Ouço os carros a passar
Ouço os carros a passar lá em baixo, numa rua. Os carros passam e não sabem que algures, um andar acima deles, a uns míseros dois metros e pouco, alguém dedica muitos pensamentos a eles, que pretendem chegar a algum sítio, ou que pelo devaneio do momento guiam a olhar em frente, mas sem ver o que se lhes atravessa, sem reparar nos pequenos pormenores que enchem as cidades de sentimentos bons.
Quando era pequeno, lembro-me de ter oito ou nove anos, ia de carro com os meus pais. Não gostava particularmente de dormir, gostava de olhar pela janela, de perguntar sobre os sítios, os lugares, as pessoas, as fontes e os fontanários.

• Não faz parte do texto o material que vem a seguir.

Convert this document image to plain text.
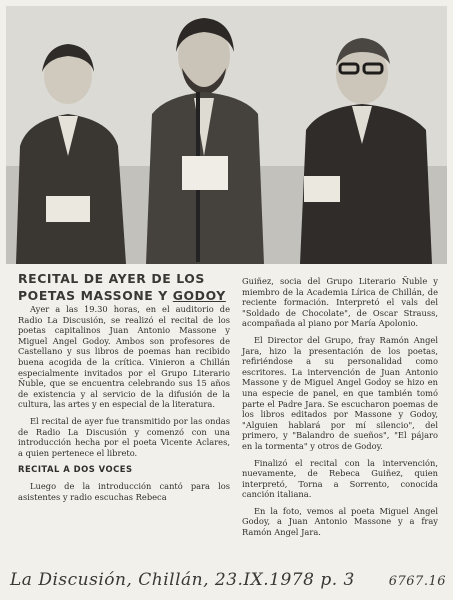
RECITAL DE AYER DE LOS
POETAS MASSONE Y GODOY

Ayer a las 19.30 horas, en el auditorio de Radio La Discusión, se realizó el recital de los poetas capitalinos Juan Antonio Massone y Miguel Angel Godoy. Ambos son profesores de Castellano y sus libros de poemas han recibido buena acogida de la crítica. Vinieron a Chillán especialmente invitados por el Grupo Literario Ñuble, que se encuentra celebrando sus 15 años de existencia y al servicio de la difusión de la cultura, las artes y en especial de la literatura.

El recital de ayer fue transmitido por las ondas de Radio La Discusión y comenzó con una introducción hecha por el poeta Vicente Aclares, a quien pertenece el libreto.

RECITAL A DOS VOCES

Luego de la introducción cantó para los asistentes y radio escuchas Rebeca

Guiñez, socia del Grupo Literario Ñuble y miembro de la Academia Lírica de Chillán, de reciente formación. Interpretó el vals del "Soldado de Chocolate", de Oscar Strauss, acompañada al piano por María Apolonio.

El Director del Grupo, fray Ramón Angel Jara, hizo la presentación de los poetas, refiriéndose a su personalidad como escritores. La intervención de Juan Antonio Massone y de Miguel Angel Godoy se hizo en una especie de panel, en que también tomó parte el Padre Jara. Se escucharon poemas de los libros editados por Massone y Godoy, "Alguien hablará por mí silencio", del primero, y "Balandro de sueños", "El pájaro en la tormenta" y otros de Godoy.

Finalizó el recital con la intervención, nuevamente, de Rebeca Guiñez, quien interpretó, Torna a Sorrento, conocida canción italiana.

En la foto, vemos al poeta Miguel Angel Godoy, a Juan Antonio Massone y a fray Ramón Angel Jara.

La Discusión, Chillán, 23.IX.1978 p. 3	6767.16
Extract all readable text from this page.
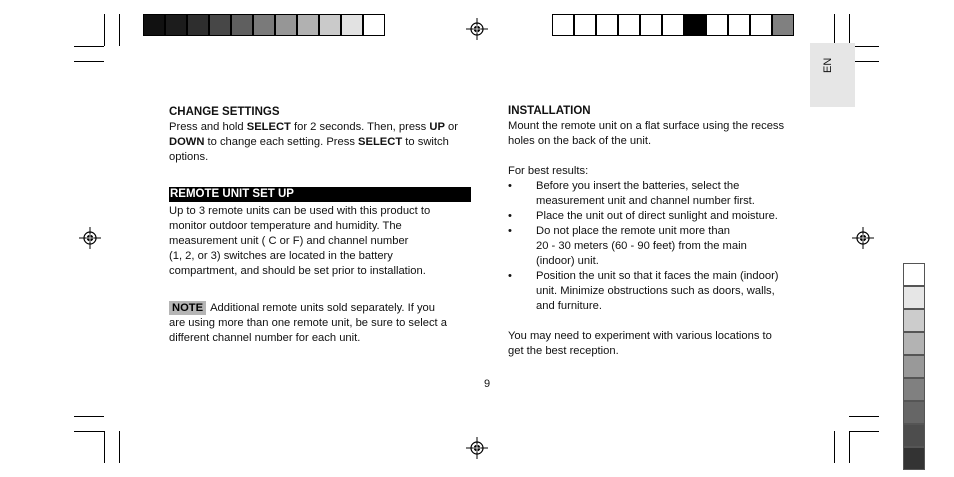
EN
CHANGE SETTINGS

Press and hold SELECT for 2 seconds. Then, press UP or DOWN to change each setting. Press SELECT to switch options.

REMOTE UNIT SET UP
Up to 3 remote units can be used with this product to
monitor outdoor temperature and humidity. The
measurement unit ( C or F) and channel number
(1, 2, or 3) switches are located in the battery
compartment, and should be set prior to installation.
NOTE Additional remote units sold separately. If you
are using more than one remote unit, be sure to select a
different channel number for each unit.
INSTALLATION
Mount the remote unit on a flat surface using the recess
holes on the back of the unit.
For best results:
• Before you insert the batteries, select the
measurement unit and channel number first.
• Place the unit out of direct sunlight and moisture.
• Do not place the remote unit more than
20 - 30 meters (60 - 90 feet) from the main
(indoor) unit.
• Position the unit so that it faces the main (indoor)
unit. Minimize obstructions such as doors, walls,
and furniture.
You may need to experiment with various locations to
get the best reception.
9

Uma vez ia em silêncio. Passámos num semáforo verde e estava um carro branco parado, com um senhor de bigode ao volante. Fiquei a olhar para ele, mesmo depois de termos por ele passado. Sentei e fechei os olhos, concentrei-me com força nos meus pensamentos: pensei no que ele estaria a pensar quando viu o carro cinzento dos meus pais passar. E se cada vez que isso acontecesse uma pessoa pensasse nos pensamentos de outra pessoa? Estávamos todos ligados numa imensa telepatia. Olhei para o céu e vi o risco de um avião. Pensei nos pensamentos dos passageiros.
Hoje aconteceu-me o mesmo, quando ouvi um carro passar na rua, sem saber se o condutor tinha bigode ou não, se era um carro branco ou não. Foi um barulho que ouvi, um pensamento que passei para a escrita.